Illustration by Sydney Rae Hass for TIME
By Markham Heid
April 20, 2016
TIME Health
For more, visit TIME Health.

Your waistband is digging into your belly, and your gut feels like you swallowed a balloon that failed to pop. Many of us experience bloating from time to time. But for some, the sensation is a daily source of pain and discomfort.

Bloating is just what you think it is: too much gas trapped in your belly, says Dr. Ashok Tuteja, a clinical professor of internal medicine at the University of Utah. “Your body may be making more gas than it should, or failing to pass gas adequately,” Tuteja explains. His research suggests 21% of adults suffer from frequent bloating, and he says smoking, acid reflux, certain medications and even mouth-breathing may all contribute to the overinflated sensation.

But for most sufferers, bloating is tied to one of three underlying digestion triggers, says Dr. Alessio Fasano, chair of pediatric gastroenterology and nutrition at Massachusetts General Hospital. “Certain components of the foods you eat aren’t absorbed in the small intestine as they should be,” he explains. This may be due to lack of specific gut enzymes, which is the case for people who are lactose intolerant. Those incompletely digested foods then make their way to your colon, where they’re converted to gas, he says. (Fasano is also director of Mass General’s Center for Celiac Research and Treatment, and he says problems digesting gluten can also lead to bloating.)

For others, their guts may contain an overabundance of microorganisms that disrupt the normal breakdown of the foods they swallow. “Or you may be eating so much of certain foods that your intestines can’t process them completely,” Fasano says. “Just eat a pound or so of beans, and you’ll experience this.”
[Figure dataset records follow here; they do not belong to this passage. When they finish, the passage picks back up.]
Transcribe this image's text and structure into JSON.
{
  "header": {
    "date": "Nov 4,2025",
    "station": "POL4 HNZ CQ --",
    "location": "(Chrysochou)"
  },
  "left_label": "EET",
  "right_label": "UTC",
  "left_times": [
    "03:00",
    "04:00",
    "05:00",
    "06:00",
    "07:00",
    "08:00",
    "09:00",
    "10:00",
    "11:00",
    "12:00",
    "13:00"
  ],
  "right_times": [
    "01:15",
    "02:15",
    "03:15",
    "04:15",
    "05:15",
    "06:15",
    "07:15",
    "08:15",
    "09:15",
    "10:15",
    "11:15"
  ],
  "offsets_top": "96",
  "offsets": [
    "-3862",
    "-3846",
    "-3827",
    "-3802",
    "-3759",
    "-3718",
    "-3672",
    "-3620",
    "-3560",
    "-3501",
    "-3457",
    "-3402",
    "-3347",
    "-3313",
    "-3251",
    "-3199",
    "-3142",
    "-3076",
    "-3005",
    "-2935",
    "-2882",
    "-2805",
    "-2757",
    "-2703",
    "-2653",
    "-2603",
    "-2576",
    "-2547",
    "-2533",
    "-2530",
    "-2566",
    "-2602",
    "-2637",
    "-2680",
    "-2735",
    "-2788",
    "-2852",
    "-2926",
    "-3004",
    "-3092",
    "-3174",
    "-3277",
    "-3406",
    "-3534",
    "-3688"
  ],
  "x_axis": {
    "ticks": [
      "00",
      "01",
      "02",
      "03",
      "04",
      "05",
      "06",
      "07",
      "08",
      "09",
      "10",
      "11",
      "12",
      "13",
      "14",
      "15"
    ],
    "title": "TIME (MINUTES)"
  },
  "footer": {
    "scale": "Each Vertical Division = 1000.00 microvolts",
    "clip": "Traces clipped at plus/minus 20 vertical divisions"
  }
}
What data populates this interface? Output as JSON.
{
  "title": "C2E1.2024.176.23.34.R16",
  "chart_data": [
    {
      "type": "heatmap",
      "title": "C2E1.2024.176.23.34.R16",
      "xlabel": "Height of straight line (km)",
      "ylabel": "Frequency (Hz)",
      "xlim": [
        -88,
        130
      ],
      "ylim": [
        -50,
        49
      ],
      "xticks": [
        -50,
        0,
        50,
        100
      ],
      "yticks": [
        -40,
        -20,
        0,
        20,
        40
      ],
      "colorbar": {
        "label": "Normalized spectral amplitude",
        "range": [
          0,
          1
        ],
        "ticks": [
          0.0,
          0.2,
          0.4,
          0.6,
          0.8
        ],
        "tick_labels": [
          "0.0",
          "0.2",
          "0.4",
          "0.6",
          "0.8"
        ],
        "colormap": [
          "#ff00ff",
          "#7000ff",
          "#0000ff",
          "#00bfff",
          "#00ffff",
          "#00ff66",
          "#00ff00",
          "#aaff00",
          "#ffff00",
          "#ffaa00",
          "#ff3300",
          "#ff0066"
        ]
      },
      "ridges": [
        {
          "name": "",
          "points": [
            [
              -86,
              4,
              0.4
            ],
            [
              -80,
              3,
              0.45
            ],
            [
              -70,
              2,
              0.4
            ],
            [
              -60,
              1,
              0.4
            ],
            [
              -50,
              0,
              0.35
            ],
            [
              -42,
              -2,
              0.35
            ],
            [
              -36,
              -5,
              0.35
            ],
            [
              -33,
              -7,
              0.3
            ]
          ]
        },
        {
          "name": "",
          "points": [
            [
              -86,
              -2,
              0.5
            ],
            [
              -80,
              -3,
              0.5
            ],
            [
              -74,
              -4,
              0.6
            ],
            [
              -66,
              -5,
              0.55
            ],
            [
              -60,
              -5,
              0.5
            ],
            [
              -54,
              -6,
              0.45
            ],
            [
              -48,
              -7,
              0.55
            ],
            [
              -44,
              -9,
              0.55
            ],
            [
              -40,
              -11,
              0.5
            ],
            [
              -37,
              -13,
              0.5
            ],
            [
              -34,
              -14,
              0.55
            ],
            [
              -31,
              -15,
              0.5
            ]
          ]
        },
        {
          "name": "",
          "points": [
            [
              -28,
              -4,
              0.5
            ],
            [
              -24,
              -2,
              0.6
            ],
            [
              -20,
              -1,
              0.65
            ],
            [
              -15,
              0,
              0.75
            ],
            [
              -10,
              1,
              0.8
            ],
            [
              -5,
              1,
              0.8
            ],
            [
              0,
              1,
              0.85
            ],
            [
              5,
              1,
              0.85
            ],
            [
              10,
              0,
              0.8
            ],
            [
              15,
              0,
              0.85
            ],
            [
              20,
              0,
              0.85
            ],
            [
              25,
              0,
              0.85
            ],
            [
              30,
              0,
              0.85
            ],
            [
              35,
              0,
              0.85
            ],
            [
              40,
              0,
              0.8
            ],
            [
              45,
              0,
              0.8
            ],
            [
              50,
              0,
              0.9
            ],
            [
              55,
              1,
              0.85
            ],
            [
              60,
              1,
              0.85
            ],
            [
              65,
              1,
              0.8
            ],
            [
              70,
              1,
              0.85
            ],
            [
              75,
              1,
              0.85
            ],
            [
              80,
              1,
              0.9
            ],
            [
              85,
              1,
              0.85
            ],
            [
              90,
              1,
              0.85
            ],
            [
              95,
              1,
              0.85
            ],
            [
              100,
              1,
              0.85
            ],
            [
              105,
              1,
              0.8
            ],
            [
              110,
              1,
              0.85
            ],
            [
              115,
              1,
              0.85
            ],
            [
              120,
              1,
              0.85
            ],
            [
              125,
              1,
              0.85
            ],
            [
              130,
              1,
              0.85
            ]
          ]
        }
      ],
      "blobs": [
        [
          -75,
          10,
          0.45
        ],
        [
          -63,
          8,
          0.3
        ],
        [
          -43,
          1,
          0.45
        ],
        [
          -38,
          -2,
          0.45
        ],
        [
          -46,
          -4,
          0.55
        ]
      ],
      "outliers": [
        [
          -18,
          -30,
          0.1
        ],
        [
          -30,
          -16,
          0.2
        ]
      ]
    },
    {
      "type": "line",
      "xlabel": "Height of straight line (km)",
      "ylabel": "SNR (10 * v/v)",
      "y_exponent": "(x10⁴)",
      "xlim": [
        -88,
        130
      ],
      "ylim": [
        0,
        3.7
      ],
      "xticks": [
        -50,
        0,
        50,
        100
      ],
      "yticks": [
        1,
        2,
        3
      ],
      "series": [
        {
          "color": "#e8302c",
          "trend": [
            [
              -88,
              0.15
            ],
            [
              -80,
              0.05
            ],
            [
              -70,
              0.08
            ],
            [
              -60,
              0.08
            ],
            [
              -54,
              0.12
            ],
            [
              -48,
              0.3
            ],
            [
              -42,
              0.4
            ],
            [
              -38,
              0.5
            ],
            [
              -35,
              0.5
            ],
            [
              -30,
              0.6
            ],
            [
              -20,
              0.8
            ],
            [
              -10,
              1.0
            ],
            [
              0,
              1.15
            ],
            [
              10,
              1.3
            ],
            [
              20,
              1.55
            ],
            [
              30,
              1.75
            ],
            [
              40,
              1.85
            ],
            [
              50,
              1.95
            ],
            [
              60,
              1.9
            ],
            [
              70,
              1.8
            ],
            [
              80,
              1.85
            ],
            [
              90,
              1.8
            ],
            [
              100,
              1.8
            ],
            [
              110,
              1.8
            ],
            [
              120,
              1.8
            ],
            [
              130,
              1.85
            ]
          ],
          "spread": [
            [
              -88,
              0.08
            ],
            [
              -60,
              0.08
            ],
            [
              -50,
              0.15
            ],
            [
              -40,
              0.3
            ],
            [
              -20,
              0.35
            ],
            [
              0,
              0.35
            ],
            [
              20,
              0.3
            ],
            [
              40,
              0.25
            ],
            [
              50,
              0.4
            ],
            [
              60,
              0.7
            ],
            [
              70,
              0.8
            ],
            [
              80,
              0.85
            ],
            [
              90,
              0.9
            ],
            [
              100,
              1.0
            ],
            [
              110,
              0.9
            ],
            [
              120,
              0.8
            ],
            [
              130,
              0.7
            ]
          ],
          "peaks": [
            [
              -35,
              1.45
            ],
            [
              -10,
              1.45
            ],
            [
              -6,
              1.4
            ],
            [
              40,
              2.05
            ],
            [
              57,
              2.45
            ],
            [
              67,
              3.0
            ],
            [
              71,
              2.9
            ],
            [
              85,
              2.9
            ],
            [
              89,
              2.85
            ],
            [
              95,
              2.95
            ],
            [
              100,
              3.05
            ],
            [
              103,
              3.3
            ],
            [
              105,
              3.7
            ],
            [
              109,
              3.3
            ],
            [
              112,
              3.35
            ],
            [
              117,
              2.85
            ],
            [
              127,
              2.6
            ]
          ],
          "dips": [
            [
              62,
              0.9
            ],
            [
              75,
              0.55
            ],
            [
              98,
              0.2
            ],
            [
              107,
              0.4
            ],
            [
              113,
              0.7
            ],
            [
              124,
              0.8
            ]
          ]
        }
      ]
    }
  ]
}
Along with dairy (lactose) and beans, the culpable foods Fasano mentioned tend to be short-chain carbohydrates. Also known as fermentable oligosaccharides, disaccharides, monosaccharides and polyols—“FODMAPs” for short—these include wheat, rye, onions, legumes, fruit, mushrooms, and some other vegetables, says Emma Halmos, a dietitian in the department of gastroenterology at Australia’s Monash University. Halmos’s research has shown removing FODMAPs from a person’s diet can knock out bloating and other symptoms associated with irritable bowel syndrome (IBS) and related gut afflictions.

But you don’t have to permanently ditch all of those foods to feel better. “Foods containing FODMAPs do not need to be completely avoided,” she says, adding that every individual’s gut is different. Cut out those FODMAP foods for a few weeks, and if your bloating problem abates you can start adding them back in one at a time until you identify the problem foods.

For most people, these kinds of diet changes are where your doctor will start when trying to treat your chronic bloating, Tuteja adds. “If we can’t find a specific diet trigger, there are other options, including antibiotics that target bacteria known to interfere with proper digestion.”

So call your doctor or dietitian, and prepare for her to tell you some foods are off the menu for a few weeks. Until then, roomy pants or an extra belt notch’s-worth of room may be required.